Error Handling in Middleware

One tricky part — how do you handle different error types across middleware layers? The clean approach is a common error type:

#[derive(Debug)]
pub enum MiddlewareError {
    Auth(String),
    RateLimit,
    Internal(String),
    Service(Box<dyn std::error::Error>),
}

impl<S> Service<HttpRequest> for AuthMiddleware<S>
where
    S: Service<HttpRequest, Response = HttpResponse, Error = MiddlewareError>,
{
    type Response = HttpResponse;
    type Error = MiddlewareError;

    fn call(&mut self, req: HttpRequest) -> Result<HttpResponse, Self::Error> {
        match Self::extract_api_key(&req) {
            Some(key) if self.api_keys.iter().any(|k| k == key) => {
                self.inner.call(req)
            }
            _ => Err(MiddlewareError::Auth("unauthorized".into())),
        }
    }
}

Or — and this is what I prefer — handle errors as responses. HTTP middleware should return HTTP responses, not Rust errors. A 401 isn’t an error in the middleware sense; it’s a valid response that short-circuits the chain. Reserve Result::Err for actual infrastructure failures.

Why This Beats Traditional Chain of Responsibility

The GoF Chain of Responsibility has handlers that either process a request or pass it to the next handler. Tower’s Service model is strictly better because:

  1. Middleware sees both request AND response. Logging, timing, and response transformation are natural.
  2. The chain is type-safe.

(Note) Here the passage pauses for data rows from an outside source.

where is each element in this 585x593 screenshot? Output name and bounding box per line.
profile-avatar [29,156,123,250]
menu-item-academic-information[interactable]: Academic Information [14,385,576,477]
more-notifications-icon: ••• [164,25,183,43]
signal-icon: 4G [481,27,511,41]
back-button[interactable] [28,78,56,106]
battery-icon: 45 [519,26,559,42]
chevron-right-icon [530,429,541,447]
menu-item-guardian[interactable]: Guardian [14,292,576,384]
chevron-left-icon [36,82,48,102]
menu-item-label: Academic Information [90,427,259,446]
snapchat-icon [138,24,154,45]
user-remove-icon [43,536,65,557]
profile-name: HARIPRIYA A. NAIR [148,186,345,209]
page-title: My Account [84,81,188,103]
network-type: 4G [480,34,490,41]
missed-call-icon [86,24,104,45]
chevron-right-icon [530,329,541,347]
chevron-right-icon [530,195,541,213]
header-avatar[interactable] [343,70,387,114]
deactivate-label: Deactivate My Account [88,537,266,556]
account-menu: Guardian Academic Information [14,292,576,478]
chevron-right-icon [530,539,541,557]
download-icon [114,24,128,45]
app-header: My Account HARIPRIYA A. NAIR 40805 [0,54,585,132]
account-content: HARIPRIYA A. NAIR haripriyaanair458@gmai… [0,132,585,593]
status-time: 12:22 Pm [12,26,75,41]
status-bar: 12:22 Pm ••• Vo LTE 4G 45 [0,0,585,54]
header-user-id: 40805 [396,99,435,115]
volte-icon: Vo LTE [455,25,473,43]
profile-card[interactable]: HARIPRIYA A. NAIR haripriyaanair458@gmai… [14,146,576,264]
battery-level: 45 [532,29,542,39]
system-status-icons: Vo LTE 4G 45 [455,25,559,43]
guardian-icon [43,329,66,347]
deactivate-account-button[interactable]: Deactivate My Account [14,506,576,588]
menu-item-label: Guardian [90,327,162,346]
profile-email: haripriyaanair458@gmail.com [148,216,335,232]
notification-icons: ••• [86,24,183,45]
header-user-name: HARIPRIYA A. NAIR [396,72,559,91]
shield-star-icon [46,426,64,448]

You can’t accidentally compose incompatible services.
  3. Backpressure is built in. poll_ready lets services signal when they’re overloaded.
  4. It composes. A stack of middleware is itself a Service, so you can nest and reuse stacks.

If you’re building anything with Axum, Hyper, or Tonic, you’re already using this pattern. Understanding the Service and Layer traits means you can write custom middleware for any framework in the Tower ecosystem. One pattern, entire ecosystem.